When pressed at a news conference, Crowley said "we're anxious to get Mr. Gomes home and we have an ongoing discussion with North Korea to try to obtain his release."
Carter made an unprecedented visit to Pyongyang in 1994 when the United States came close to war with North Korea over its nuclear program. He helped defuse the crisis through talks with then-leader Kim Il-Sung.
In March this year during a visit to Seoul, the former president urged South Korea and the United States to hold direct talks with Pyongyang, saying a failure to negotiate nuclear disarmament might lead to a "catastrophic" war.
"No one can predict the final answers from Pyongyang, but there is no harm in making a major effort, including unrestrained direct talks," he said in a speech after receiving an honorary doctorate from Korea University in Seoul.

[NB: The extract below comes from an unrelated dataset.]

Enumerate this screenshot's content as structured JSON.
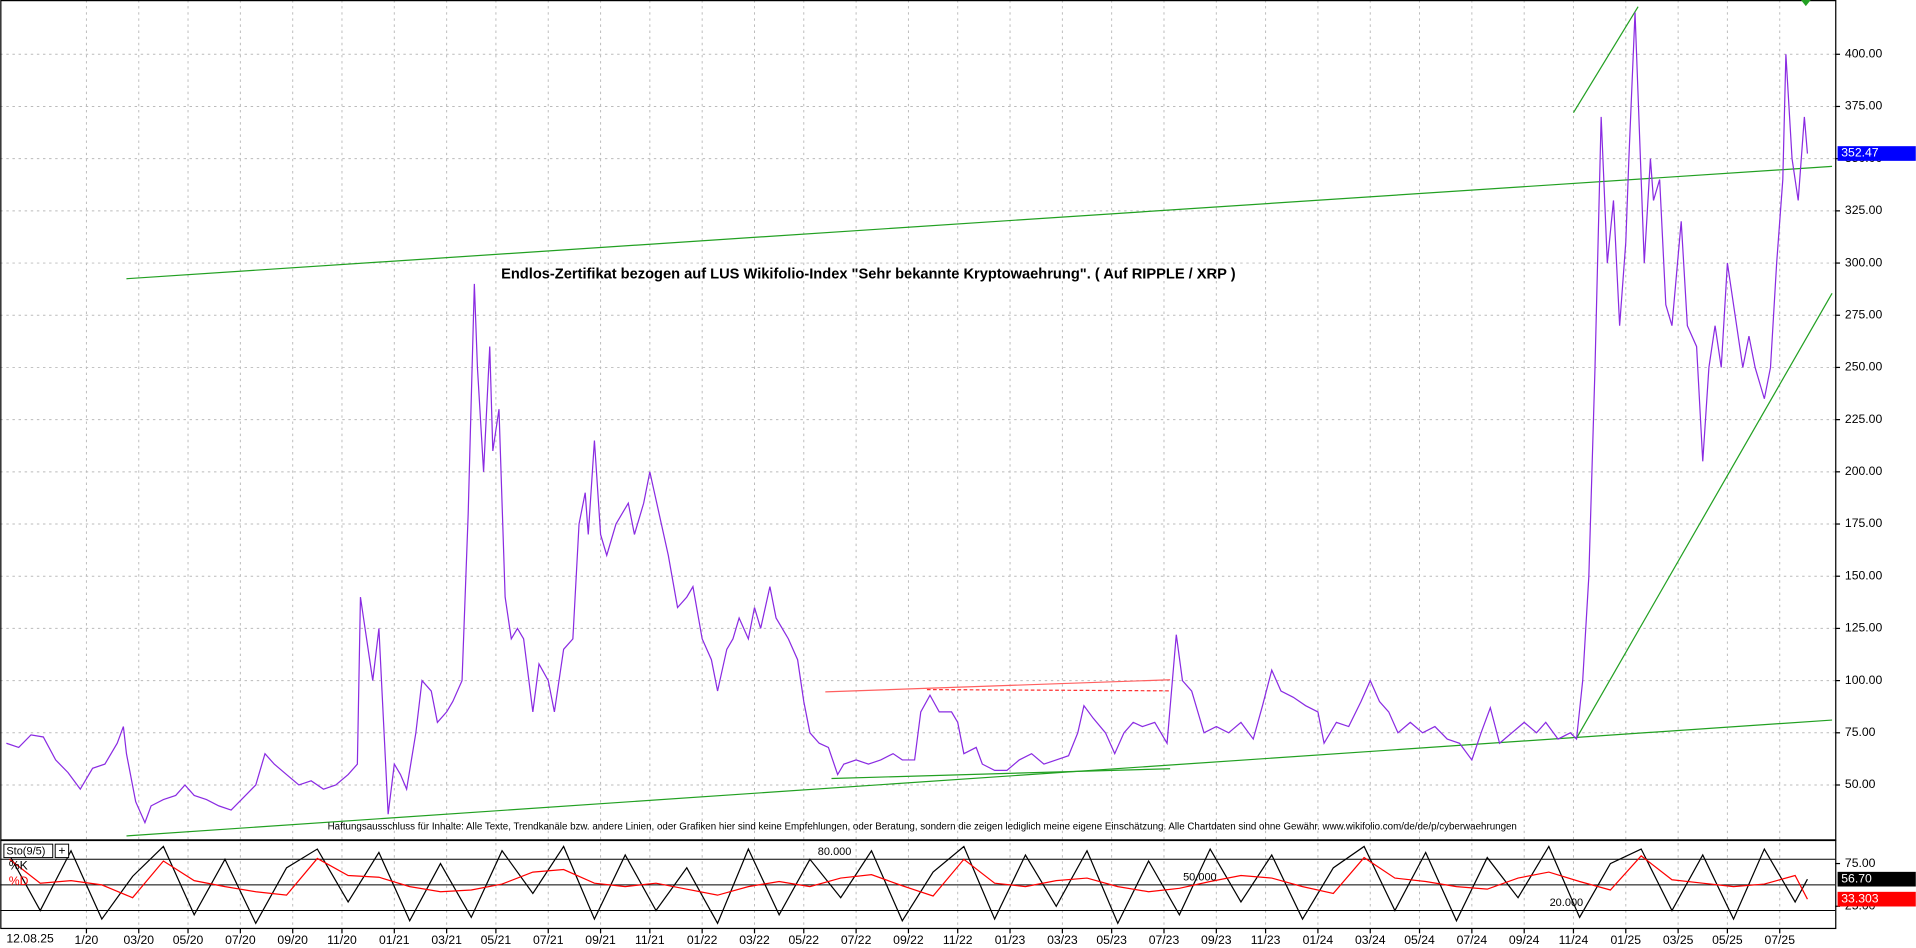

"The initiative must be from America and South Korea."
Carter, a Democrat and former peanut farmer, served as US president from 1977 to 1981 and previously was elected governor of the southern state of Georgia from 1971 to 1975.
He has gone on to make a career in diplomacy, and as an elder statesman has been vocal about issues such as Israeli-Palestinian peace negotiations, humanitarian strife in Zimbabwe and the situation in war-torn Darfur.
Carter was awarded the Nobel Peace Prize in 2002.